The Joys of Collecting column from Aug. 31, 2015, issue of Coin World:

Coronet $5 gold half eagles, sometimes referred to as Liberty Head coins, were minted continuously from 1839 to 1908. The design was by U.S. Mint engraver Christian Gobrecht, best remembered today for his Seated Liberty silver coin motif.

The gold $5 coin shows a head of Liberty on the obverse, wearing a coronet or tiara, with 13 stars surrounding and the date below.

The reverse depicts a perched eagle, a variation of a motif first used by John Reich on the reverse of the gold $5 coins of 1807.

Coronet half eagles were struck at the Philadelphia Mint each year.
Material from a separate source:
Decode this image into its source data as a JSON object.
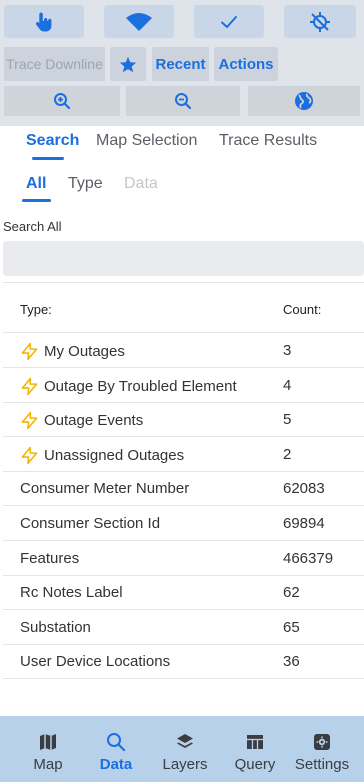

At the Charlotte, Dahlonega and New Orleans Mints, they were coined intermittently until the Civil War in 1861. In the first year, 1839, the Charlotte and Dahlonega Mints struck this denomination. A Mint mark, C or D, was placed on the obverse above the date. Beginning in 1840, Mint marks were added to the reverse below the eagle.

In March 1854 the San Francisco Mint opened. In that year only 268 half eagles were minted, creating what is recognized today as one of America’s greatest rarities. During and after the Civil War coinage took place only at the Philadelphia and San Francisco Mints. It was a time of uncertainty, and in the East and Midwest citizens hoarded silver and gold coins, especially after legal tender notes were authorized in March 1862. The Treasury was low on funds, and such bills could be exchanged at par only for other paper money, not for precious-metal coins. Not until Dec. 17, 1878, were the legal tender notes and gold traded at par.

On the West Coast coins were plentiful and used in commerce at face value. Legal tender notes traded at a deep discount.

There was a modification in 1866 when the motto IN GOD WE TRUST was added to the reverse.

The Carson City Mint opened in 1870 and continued through 1893, except for the years 1886 to 1888, and produced half eagles. From 1892 to 1894 the New Orleans Mint, which had reopened in 1879, struck half eagles in limited quantities. In 1906, the Denver Mint opened for production.

In 1894 when Augustus Heaton produced his Mint Marks treatise, he could not find a single person who collected $5, $10, and $20 coins by Mint mark.

The result today is that nearly all Mint-marked half eagles of the early years range from rare to extremely rare in Mint State.